American Graffiti was George Lucas’ love letter to the teenage life in the 1960s. Feeling the need to do the same for his childhood experience, in 1993 Richard Linklater made Dazed and Confused, which followed a bunch of teenagers during their last day of high school in 1970s Austin Texas. In addition to a similar concept, Linklater’s film also features many actors in their early days who would later find varying degrees of success in much bigger films. You have Milla Jovovich who would later become the world’s best-known zombie killer with the Resident Evil franchise and Matthew McConaughey who would eventually win an Academy Award for Best Actor. Not bad considering his signature line in the movie is: "That's what I love about these high school girls, man. I get older, they stay the same age."

The movie perfectly captures the high school experience no matter the decade, yet watching it for the first time it really made me feel like I missed out a lot. True, they probably partied a lot harder in the 70s, but since most of the high schools I attended were in South America I didn’t attend a lot of wild parties. My last day of high school was at a school in Quebec City and I had only been there a year, so unlike the characters in Dazed and Confused I didn’t have life-long friends I could go out and party with at the end of the end. By the time I rented the movie while living at the University of Sherbrooke I thought I had definitely missed the boat. Then again, that’s one of the advantages of movies: they allow you to see things you don’t usually see, in this case high school hazing rituals.

The hazing scenes are taken quite seriously at Lee High School, even for the girls courtesy of Senior Darla Marks (Parker Posey) who relishes at the chance to cover the Freshmen with condiments and making them propose to the boys. On the other hand boys Mitch Kramer (Wiley Wiggins) and his friend Carl Burnett (Esteban Powell) want to avoid hazing at all cost. To do so they have to evade Fred O’Bannion (Ben Affleck) who is repeating his senior year and would delight to spank their bottoms with a paddle. They find temporary refuge at Carl’s house, which is guarded by his shotgun-totting mother. This is Texas after all.  

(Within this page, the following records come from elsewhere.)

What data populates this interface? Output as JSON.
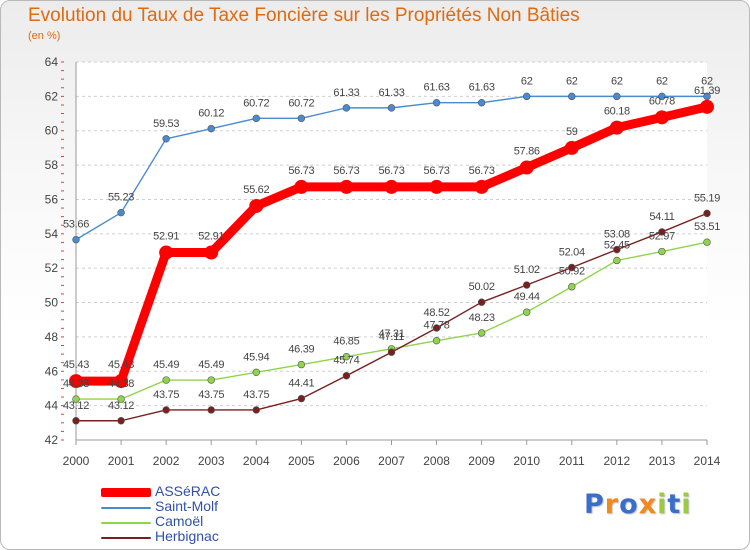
{
  "chart_data": {
    "type": "line",
    "title": "Evolution du Taux de Taxe Foncière sur les Propriétés Non Bâties",
    "subtitle": "(en %)",
    "xlabel": "",
    "ylabel": "",
    "x": [
      "2000",
      "2001",
      "2002",
      "2003",
      "2004",
      "2005",
      "2006",
      "2007",
      "2008",
      "2009",
      "2010",
      "2011",
      "2012",
      "2013",
      "2014"
    ],
    "ylim": [
      42,
      64
    ],
    "yticks": [
      42,
      44,
      46,
      48,
      50,
      52,
      54,
      56,
      58,
      60,
      62,
      64
    ],
    "grid": "horizontal dashed",
    "series": [
      {
        "name": "ASSéRAC",
        "color": "#ff0000",
        "values": [
          45.43,
          45.43,
          52.91,
          52.91,
          55.62,
          56.73,
          56.73,
          56.73,
          56.73,
          56.73,
          57.86,
          59,
          60.18,
          60.78,
          61.39
        ],
        "labels": [
          "45.43",
          "45.43",
          "52.91",
          "52.91",
          "55.62",
          "56.73",
          "56.73",
          "56.73",
          "56.73",
          "56.73",
          "57.86",
          "59",
          "60.18",
          "60.78",
          "61.39"
        ]
      },
      {
        "name": "Saint-Molf",
        "color": "#4a8bd0",
        "values": [
          53.66,
          55.23,
          59.53,
          60.12,
          60.72,
          60.72,
          61.33,
          61.33,
          61.63,
          61.63,
          62,
          62,
          62,
          62,
          62
        ],
        "labels": [
          "53.66",
          "55.23",
          "59.53",
          "60.12",
          "60.72",
          "60.72",
          "61.33",
          "61.33",
          "61.63",
          "61.63",
          "62",
          "62",
          "62",
          "62",
          "62"
        ]
      },
      {
        "name": "Camoël",
        "color": "#8fd44c",
        "values": [
          44.38,
          44.38,
          45.49,
          45.49,
          45.94,
          46.39,
          46.85,
          47.31,
          47.78,
          48.23,
          49.44,
          50.92,
          52.45,
          52.97,
          53.51
        ],
        "labels": [
          "44.38",
          "44.38",
          "45.49",
          "45.49",
          "45.94",
          "46.39",
          "46.85",
          "47.31",
          "47.78",
          "48.23",
          "49.44",
          "50.92",
          "52.45",
          "52.97",
          "53.51"
        ]
      },
      {
        "name": "Herbignac",
        "color": "#7a1f1f",
        "values": [
          43.12,
          43.12,
          43.75,
          43.75,
          43.75,
          44.41,
          45.74,
          47.11,
          48.52,
          50.02,
          51.02,
          52.04,
          53.08,
          54.11,
          55.19
        ],
        "labels": [
          "43.12",
          "43.12",
          "43.75",
          "43.75",
          "43.75",
          "44.41",
          "45.74",
          "47.11",
          "48.52",
          "50.02",
          "51.02",
          "52.04",
          "53.08",
          "54.11",
          "55.19"
        ]
      }
    ]
  },
  "legend": [
    {
      "label": "ASSéRAC",
      "color": "#ff0000"
    },
    {
      "label": "Saint-Molf",
      "color": "#4a8bd0"
    },
    {
      "label": "Camoël",
      "color": "#8fd44c"
    },
    {
      "label": "Herbignac",
      "color": "#7a1f1f"
    }
  ],
  "logo": {
    "text": "Proxiti",
    "letters": [
      {
        "ch": "P",
        "color": "#3a6fc9"
      },
      {
        "ch": "r",
        "color": "#f08a1c"
      },
      {
        "ch": "o",
        "color": "#3a6fc9"
      },
      {
        "ch": "x",
        "color": "#f08a1c"
      },
      {
        "ch": "i",
        "color": "#9ccc3c"
      },
      {
        "ch": "t",
        "color": "#3a6fc9"
      },
      {
        "ch": "i",
        "color": "#9ccc3c"
      }
    ]
  }
}
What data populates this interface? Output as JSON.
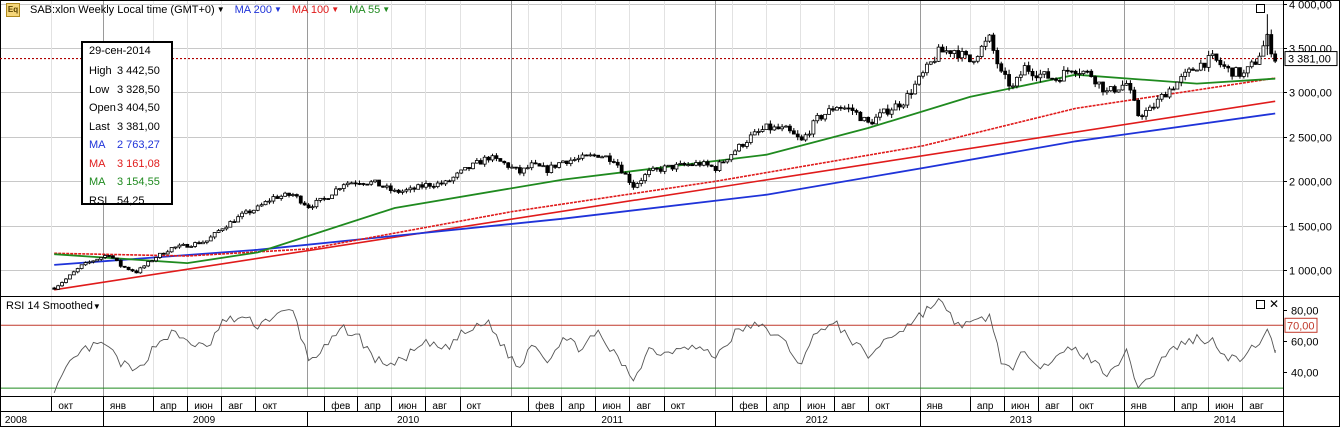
{
  "header": {
    "symbol_icon": "chart-icon",
    "symbol_label": "SAB:xlon Weekly Local time (GMT+0)",
    "ma200_label": "MA 200",
    "ma100_label": "MA 100",
    "ma55_label": "MA 55",
    "colors": {
      "ma200": "#1f33d9",
      "ma100": "#e01b1b",
      "ma55": "#1f8a1f"
    }
  },
  "ohlc_box": {
    "date": "29-сен-2014",
    "rows": [
      {
        "key": "High",
        "value": "3 442,50",
        "color": "#000000"
      },
      {
        "key": "Low",
        "value": "3 328,50",
        "color": "#000000"
      },
      {
        "key": "Open",
        "value": "3 404,50",
        "color": "#000000"
      },
      {
        "key": "Last",
        "value": "3 381,00",
        "color": "#000000"
      },
      {
        "key": "MA",
        "value": "2 763,27",
        "color": "#1f33d9"
      },
      {
        "key": "MA",
        "value": "3 161,08",
        "color": "#e01b1b"
      },
      {
        "key": "MA",
        "value": "3 154,55",
        "color": "#1f8a1f"
      },
      {
        "key": "RSI",
        "value": "54,25",
        "color": "#000000"
      }
    ]
  },
  "rsi_panel": {
    "title": "RSI 14 Smoothed"
  },
  "chart_data": [
    {
      "type": "candlestick",
      "title": "SAB:xlon Weekly Local time (GMT+0)",
      "yaxis_ticks": [
        {
          "value": 1000,
          "label": "1 000,00"
        },
        {
          "value": 1500,
          "label": "1 500,00"
        },
        {
          "value": 2000,
          "label": "2 000,00"
        },
        {
          "value": 2500,
          "label": "2 500,00"
        },
        {
          "value": 3000,
          "label": "3 000,00"
        },
        {
          "value": 3500,
          "label": "3 500,00"
        },
        {
          "value": 4000,
          "label": "4 000,00"
        }
      ],
      "ylim": [
        710,
        4040
      ],
      "last_price": 3381,
      "last_price_label": "3 381,00",
      "x_start": "2008-10-06",
      "x_end": "2014-09-29",
      "close_path": [
        [
          "2008-10-06",
          800
        ],
        [
          "2008-10-27",
          900
        ],
        [
          "2008-11-24",
          1050
        ],
        [
          "2008-12-22",
          1130
        ],
        [
          "2009-01-12",
          1180
        ],
        [
          "2009-02-02",
          1050
        ],
        [
          "2009-03-02",
          980
        ],
        [
          "2009-04-06",
          1150
        ],
        [
          "2009-05-04",
          1250
        ],
        [
          "2009-06-01",
          1280
        ],
        [
          "2009-07-06",
          1330
        ],
        [
          "2009-08-03",
          1480
        ],
        [
          "2009-09-07",
          1620
        ],
        [
          "2009-10-05",
          1700
        ],
        [
          "2009-11-02",
          1820
        ],
        [
          "2009-12-07",
          1850
        ],
        [
          "2010-01-04",
          1720
        ],
        [
          "2010-02-01",
          1800
        ],
        [
          "2010-03-08",
          1980
        ],
        [
          "2010-04-05",
          2000
        ],
        [
          "2010-05-03",
          1980
        ],
        [
          "2010-06-07",
          1880
        ],
        [
          "2010-07-05",
          1900
        ],
        [
          "2010-08-02",
          1960
        ],
        [
          "2010-09-06",
          1980
        ],
        [
          "2010-10-04",
          2100
        ],
        [
          "2010-11-01",
          2200
        ],
        [
          "2010-11-22",
          2270
        ],
        [
          "2010-12-20",
          2200
        ],
        [
          "2011-01-17",
          2100
        ],
        [
          "2011-02-07",
          2180
        ],
        [
          "2011-03-07",
          2130
        ],
        [
          "2011-04-04",
          2230
        ],
        [
          "2011-05-02",
          2250
        ],
        [
          "2011-06-06",
          2300
        ],
        [
          "2011-07-04",
          2250
        ],
        [
          "2011-08-08",
          1950
        ],
        [
          "2011-09-05",
          2100
        ],
        [
          "2011-10-03",
          2150
        ],
        [
          "2011-11-07",
          2180
        ],
        [
          "2011-12-05",
          2200
        ],
        [
          "2012-01-02",
          2150
        ],
        [
          "2012-02-06",
          2350
        ],
        [
          "2012-03-05",
          2500
        ],
        [
          "2012-04-02",
          2600
        ],
        [
          "2012-05-07",
          2580
        ],
        [
          "2012-06-04",
          2450
        ],
        [
          "2012-07-02",
          2700
        ],
        [
          "2012-08-06",
          2850
        ],
        [
          "2012-09-03",
          2800
        ],
        [
          "2012-10-01",
          2650
        ],
        [
          "2012-11-05",
          2800
        ],
        [
          "2012-12-03",
          2900
        ],
        [
          "2013-01-07",
          3200
        ],
        [
          "2013-02-04",
          3450
        ],
        [
          "2013-03-04",
          3480
        ],
        [
          "2013-04-01",
          3350
        ],
        [
          "2013-05-06",
          3600
        ],
        [
          "2013-05-27",
          3200
        ],
        [
          "2013-06-17",
          3050
        ],
        [
          "2013-07-08",
          3280
        ],
        [
          "2013-08-05",
          3200
        ],
        [
          "2013-09-02",
          3150
        ],
        [
          "2013-09-30",
          3280
        ],
        [
          "2013-11-04",
          3200
        ],
        [
          "2013-12-02",
          3000
        ],
        [
          "2014-01-06",
          3100
        ],
        [
          "2014-01-27",
          2750
        ],
        [
          "2014-02-17",
          2800
        ],
        [
          "2014-03-17",
          3000
        ],
        [
          "2014-04-14",
          3150
        ],
        [
          "2014-05-12",
          3300
        ],
        [
          "2014-06-09",
          3380
        ],
        [
          "2014-07-07",
          3250
        ],
        [
          "2014-08-04",
          3200
        ],
        [
          "2014-08-25",
          3350
        ],
        [
          "2014-09-15",
          3600
        ],
        [
          "2014-09-29",
          3381
        ]
      ],
      "ma200": [
        [
          "2008-10-06",
          1060
        ],
        [
          "2009-10-05",
          1230
        ],
        [
          "2011-04-04",
          1580
        ],
        [
          "2012-04-02",
          1850
        ],
        [
          "2013-01-07",
          2150
        ],
        [
          "2013-10-07",
          2450
        ],
        [
          "2014-09-29",
          2763.27
        ]
      ],
      "ma100": [
        [
          "2008-10-06",
          1190
        ],
        [
          "2009-06-01",
          1160
        ],
        [
          "2010-01-04",
          1240
        ],
        [
          "2011-01-03",
          1660
        ],
        [
          "2012-01-02",
          2000
        ],
        [
          "2013-01-07",
          2400
        ],
        [
          "2013-10-07",
          2820
        ],
        [
          "2014-09-29",
          3161.08
        ]
      ],
      "ma55": [
        [
          "2008-10-06",
          1180
        ],
        [
          "2009-06-01",
          1080
        ],
        [
          "2009-10-05",
          1200
        ],
        [
          "2010-06-07",
          1700
        ],
        [
          "2011-04-04",
          2020
        ],
        [
          "2012-04-02",
          2300
        ],
        [
          "2012-10-01",
          2600
        ],
        [
          "2013-04-01",
          2950
        ],
        [
          "2013-10-07",
          3200
        ],
        [
          "2014-05-12",
          3100
        ],
        [
          "2014-09-29",
          3154.55
        ]
      ],
      "trendline": [
        [
          "2008-10-06",
          780
        ],
        [
          "2014-09-29",
          2900
        ]
      ]
    },
    {
      "type": "line",
      "title": "RSI 14 Smoothed",
      "yaxis_ticks": [
        {
          "value": 40,
          "label": "40,00"
        },
        {
          "value": 60,
          "label": "60,00"
        },
        {
          "value": 80,
          "label": "80,00"
        }
      ],
      "ylim": [
        25,
        88
      ],
      "overbought": 70,
      "overbought_label": "70,00",
      "oversold": 30,
      "last_value": 54.25,
      "rsi_path": [
        [
          "2008-10-06",
          28
        ],
        [
          "2008-11-03",
          45
        ],
        [
          "2008-12-01",
          55
        ],
        [
          "2009-01-05",
          58
        ],
        [
          "2009-02-02",
          46
        ],
        [
          "2009-03-02",
          40
        ],
        [
          "2009-04-06",
          58
        ],
        [
          "2009-05-04",
          65
        ],
        [
          "2009-06-01",
          60
        ],
        [
          "2009-07-06",
          55
        ],
        [
          "2009-08-03",
          72
        ],
        [
          "2009-09-07",
          75
        ],
        [
          "2009-10-05",
          70
        ],
        [
          "2009-11-02",
          76
        ],
        [
          "2009-12-07",
          79
        ],
        [
          "2010-01-04",
          48
        ],
        [
          "2010-02-01",
          55
        ],
        [
          "2010-03-08",
          68
        ],
        [
          "2010-04-05",
          62
        ],
        [
          "2010-05-03",
          48
        ],
        [
          "2010-06-07",
          45
        ],
        [
          "2010-07-05",
          52
        ],
        [
          "2010-08-02",
          58
        ],
        [
          "2010-09-06",
          55
        ],
        [
          "2010-10-04",
          64
        ],
        [
          "2010-11-22",
          72
        ],
        [
          "2010-12-20",
          55
        ],
        [
          "2011-01-17",
          42
        ],
        [
          "2011-02-07",
          60
        ],
        [
          "2011-03-07",
          48
        ],
        [
          "2011-04-04",
          62
        ],
        [
          "2011-05-02",
          56
        ],
        [
          "2011-06-06",
          64
        ],
        [
          "2011-07-04",
          52
        ],
        [
          "2011-08-08",
          36
        ],
        [
          "2011-09-05",
          55
        ],
        [
          "2011-10-03",
          52
        ],
        [
          "2011-11-07",
          58
        ],
        [
          "2011-12-05",
          55
        ],
        [
          "2012-01-02",
          50
        ],
        [
          "2012-02-06",
          65
        ],
        [
          "2012-03-05",
          70
        ],
        [
          "2012-04-02",
          68
        ],
        [
          "2012-05-07",
          58
        ],
        [
          "2012-06-04",
          45
        ],
        [
          "2012-07-02",
          68
        ],
        [
          "2012-08-06",
          70
        ],
        [
          "2012-09-03",
          60
        ],
        [
          "2012-10-01",
          50
        ],
        [
          "2012-11-05",
          62
        ],
        [
          "2012-12-03",
          68
        ],
        [
          "2013-01-07",
          78
        ],
        [
          "2013-02-04",
          86
        ],
        [
          "2013-03-04",
          72
        ],
        [
          "2013-04-01",
          70
        ],
        [
          "2013-05-06",
          76
        ],
        [
          "2013-05-27",
          48
        ],
        [
          "2013-06-17",
          40
        ],
        [
          "2013-07-08",
          55
        ],
        [
          "2013-08-05",
          45
        ],
        [
          "2013-09-02",
          48
        ],
        [
          "2013-09-30",
          56
        ],
        [
          "2013-11-04",
          48
        ],
        [
          "2013-12-02",
          40
        ],
        [
          "2014-01-06",
          52
        ],
        [
          "2014-01-27",
          32
        ],
        [
          "2014-02-17",
          36
        ],
        [
          "2014-03-17",
          52
        ],
        [
          "2014-04-14",
          58
        ],
        [
          "2014-05-12",
          62
        ],
        [
          "2014-06-09",
          60
        ],
        [
          "2014-07-07",
          50
        ],
        [
          "2014-08-04",
          48
        ],
        [
          "2014-08-25",
          58
        ],
        [
          "2014-09-15",
          65
        ],
        [
          "2014-09-29",
          54.25
        ]
      ]
    }
  ],
  "time_axis": {
    "months": [
      [
        "2008-10-01",
        "окт"
      ],
      [
        "2009-01-01",
        "янв"
      ],
      [
        "2009-04-01",
        "апр"
      ],
      [
        "2009-06-01",
        "июн"
      ],
      [
        "2009-08-01",
        "авг"
      ],
      [
        "2009-10-01",
        "окт"
      ],
      [
        "2010-02-01",
        "фев"
      ],
      [
        "2010-04-01",
        "апр"
      ],
      [
        "2010-06-01",
        "июн"
      ],
      [
        "2010-08-01",
        "авг"
      ],
      [
        "2010-10-01",
        "окт"
      ],
      [
        "2011-02-01",
        "фев"
      ],
      [
        "2011-04-01",
        "апр"
      ],
      [
        "2011-06-01",
        "июн"
      ],
      [
        "2011-08-01",
        "авг"
      ],
      [
        "2011-10-01",
        "окт"
      ],
      [
        "2012-02-01",
        "фев"
      ],
      [
        "2012-04-01",
        "апр"
      ],
      [
        "2012-06-01",
        "июн"
      ],
      [
        "2012-08-01",
        "авг"
      ],
      [
        "2012-10-01",
        "окт"
      ],
      [
        "2013-01-01",
        "янв"
      ],
      [
        "2013-04-01",
        "апр"
      ],
      [
        "2013-06-01",
        "июн"
      ],
      [
        "2013-08-01",
        "авг"
      ],
      [
        "2013-10-01",
        "окт"
      ],
      [
        "2014-01-01",
        "янв"
      ],
      [
        "2014-04-01",
        "апр"
      ],
      [
        "2014-06-01",
        "июн"
      ],
      [
        "2014-08-01",
        "авг"
      ]
    ],
    "years": [
      [
        "2008-07-01",
        "2008"
      ],
      [
        "2009-07-01",
        "2009"
      ],
      [
        "2010-07-01",
        "2010"
      ],
      [
        "2011-07-01",
        "2011"
      ],
      [
        "2012-07-01",
        "2012"
      ],
      [
        "2013-07-01",
        "2013"
      ],
      [
        "2014-07-01",
        "2014"
      ]
    ],
    "year_boundaries": [
      "2009-01-01",
      "2010-01-01",
      "2011-01-01",
      "2012-01-01",
      "2013-01-01",
      "2014-01-01"
    ]
  }
}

This being the last day of school the plan is to go out and have fun, and if booze and drugs are present, all the better. The drug part might become complicated for the school’s star football player Randall “Pink” Floyd (Jason London) who has been asked to sign a pledge promising not to take drugs during the summer or do anything else that might jeopardize the next championship season. That goes against the plans of every kid in the town who just want to spend the evening cruising, playing baseball mailbox, going to a drive-in, and drinking copious amounts of alcohol in a field. Some of these activities, such as going cruising around town, are probably not done by teens today but the intent is still the same: to be living as much as possible while you’re young.

Then there is the music, which still holds up decades later. As the bell rings unleashing the students into the hallways for the very last time that year, is there a more perfect song to play than Alice Cooper’s School’s Out for Summer? Between Rock and Roll All Nite by KISS, Slow Ride by Foghat, and Highway Star by Deep Purple, the album is a time capsule of a decade, much like the movie itself.


Between American Graffiti, Dazed and Confused, and Fast Times at Ridgemont High it seems every decade has its iconic high school movie, so I think it’s about time somebody got started on making one about the 1990s. And no, American Pie doesn’t count. That is set in the very late 90s and I think we can do better than a guy sticking his dick in a pie.